To Be Merged, Tech Mahindra And Mahindra Satyam Take A Hit
DSIJ Intelligence / 03 Sep 2012
On Thursday, August 30, 2012, British Telecom sold a 14.1 per cent stake (17.9 million shares) in Tech Mahindra to institutional investors for about Rs 1,394.9 crore (GBP 158.6 million) at an average price of Rs 777.73 a piece. Media reports say that BT managed to sell more shares than their initial target of 5-10 per cent. “Following this sale, BT has a 9.1 per cent shareholding in Tech Mahindra but further sales may be considered in the future,” the UK-based company said in a statement after the deal. BT though would continue to consider Tech Mahindra as their key supplier. With this stake sell, the shares of Tech Mahindra plummeted by 5.20 per cent on Thursday.
The stake sale from BT, which contributes to almost 36 per cent of Tech Mahindra’s revenues, has come in close to the merger of Tech Mahindra and Mahindra Satyam. On March 21, 2012, both the companies announced the approval of the boards of their respective companies of the proposal of merger. The exchange ratio approved was two shares of Tech Mahindra of face value of Rs 10 each for every 17 shares of Mahindra Satyam of face value of Rs 2. This move had got approvals from the Bombay Stock Exchange, National Stock Exchange and Competition Commission of India. This merger would make the newly formed entity the fifth-largest player in the IT industry in India.

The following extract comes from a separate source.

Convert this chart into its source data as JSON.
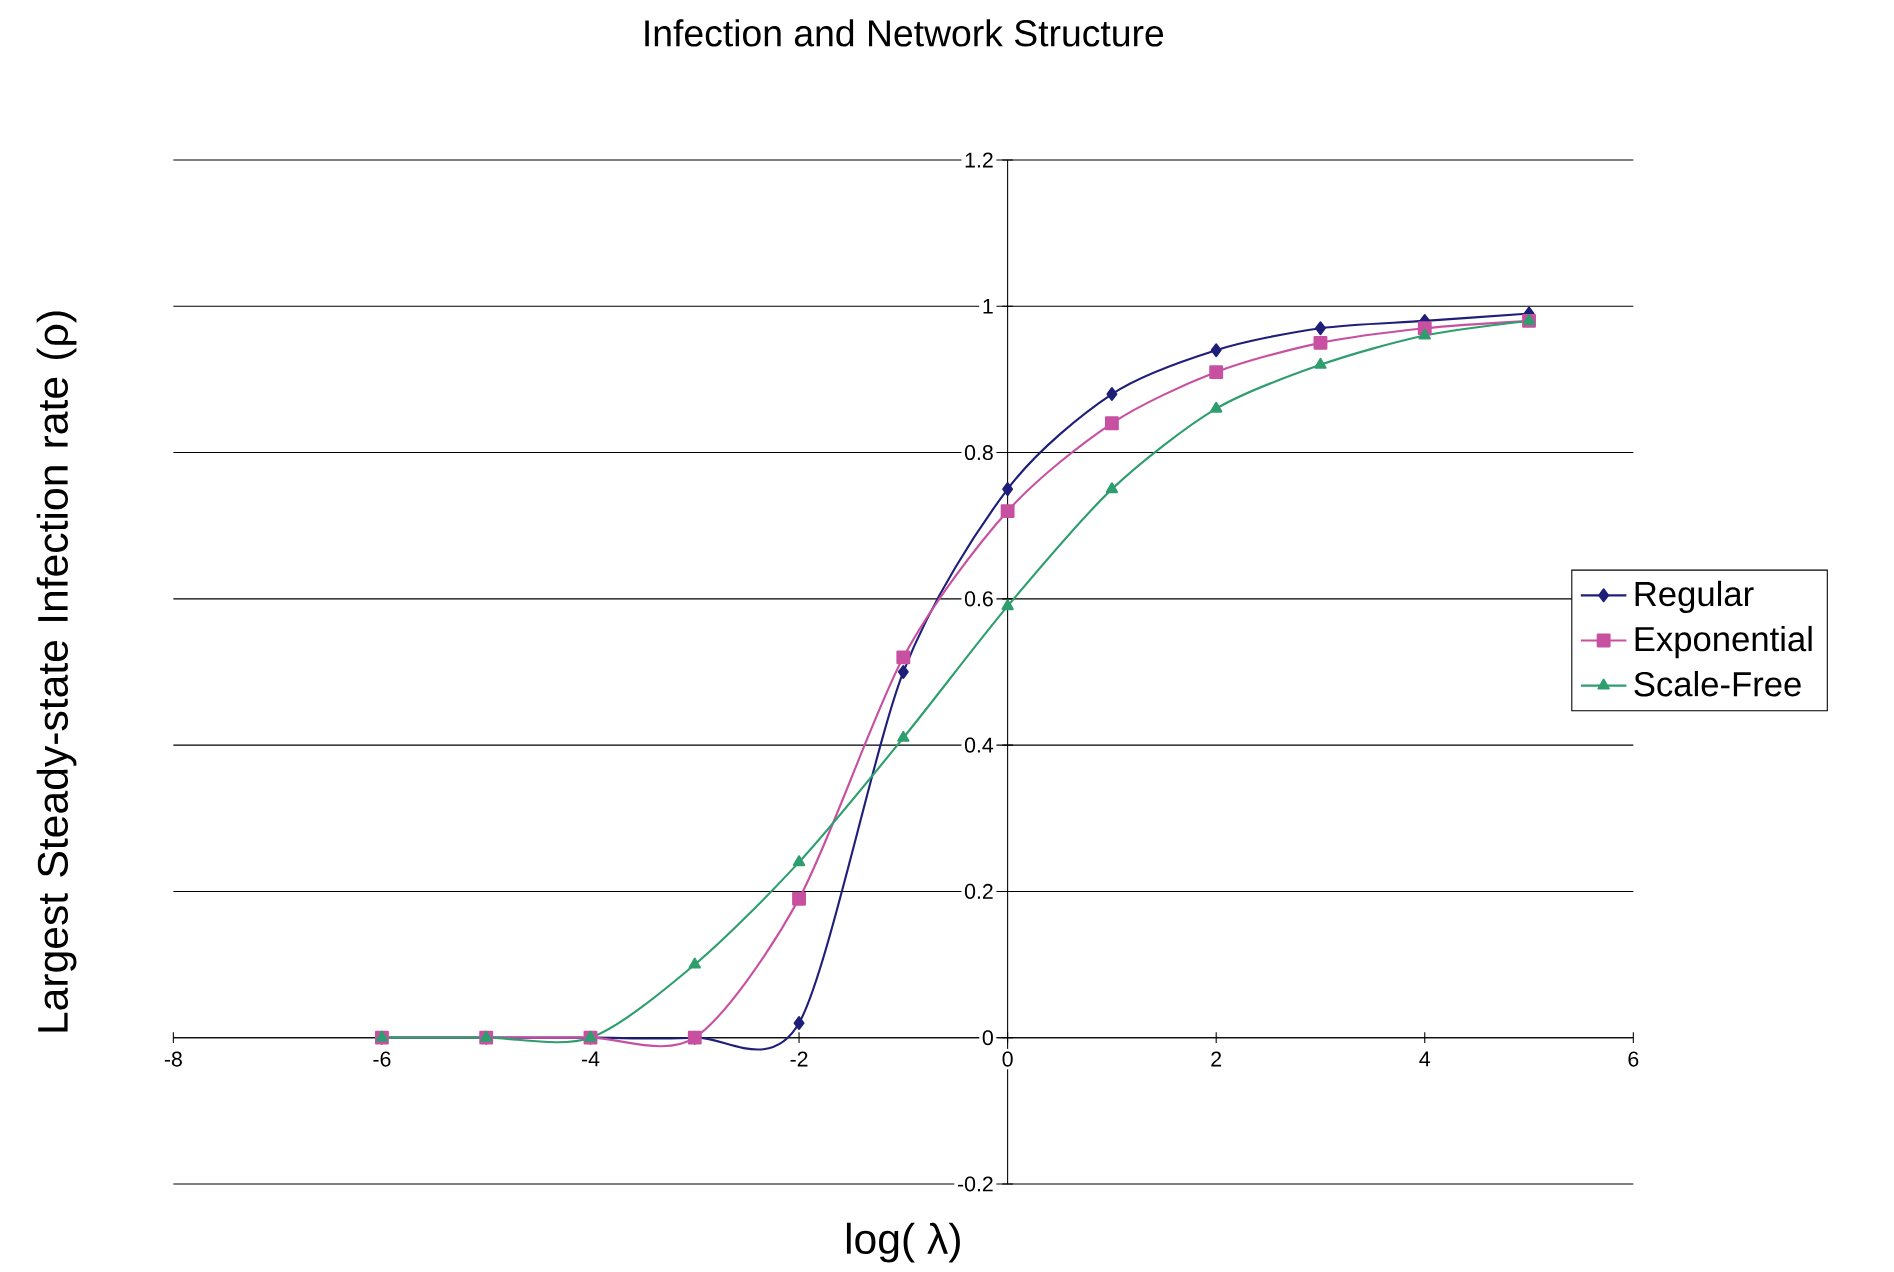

Meanwhile, Mahindra Satyam fell by 1.93 per cent on the same day following the ruling by The Authority for Advance Ruling (AAR) that the company would have to deduct 30 per cent tax on the USD 125 million to be paid in a class action suit settlement. This settlement is in lieu of the suit filed by U.S. investors who held the American Depository Receipts (ADRs) of Satyam Computer Services. Investors had filed litigations against the company after its shares dropped in the wake of the accounting fraud as was admitted to by B Ramalinga Raju, former chairman of the company back in January 2009.
AAR has also raised questions on Tech Mahindra’s corporate law practices by terming its option agreement with its client AT&T entered prior to its IPO in 2006 as ‘circuitous’ and against public interests, say media reports. Prior to the company’s IPO, 9.87 million option shares representing fully paid equity shares of Tech Mahindra were sold to AT&T for USD 34.5 million via Tech Mahindra’s Mauritian entity. While according to SEBI (Disclosure & Investor Protection) Guidelines, 2000 under clause 2.6.1 thereof, there is a guideline that no unlisted company can make a public issue of equity share or any security convertible at a later date into equity share, if there are any outstanding financial instruments or any other right which would entitle the existing promoters or shareholders any option to receive equity share capital after the initial public offering, the IPO managed its way without objection from the SEBI.
Regardless of the short-term setback both these companies have witnessed due to their respective reasons, the to-be-formed company would be a robust entity that could take advantage of the expertise of each of the firms, thus complementing their positions and offerings. It would offer strong competition in the existing market and would be a stock to look out for.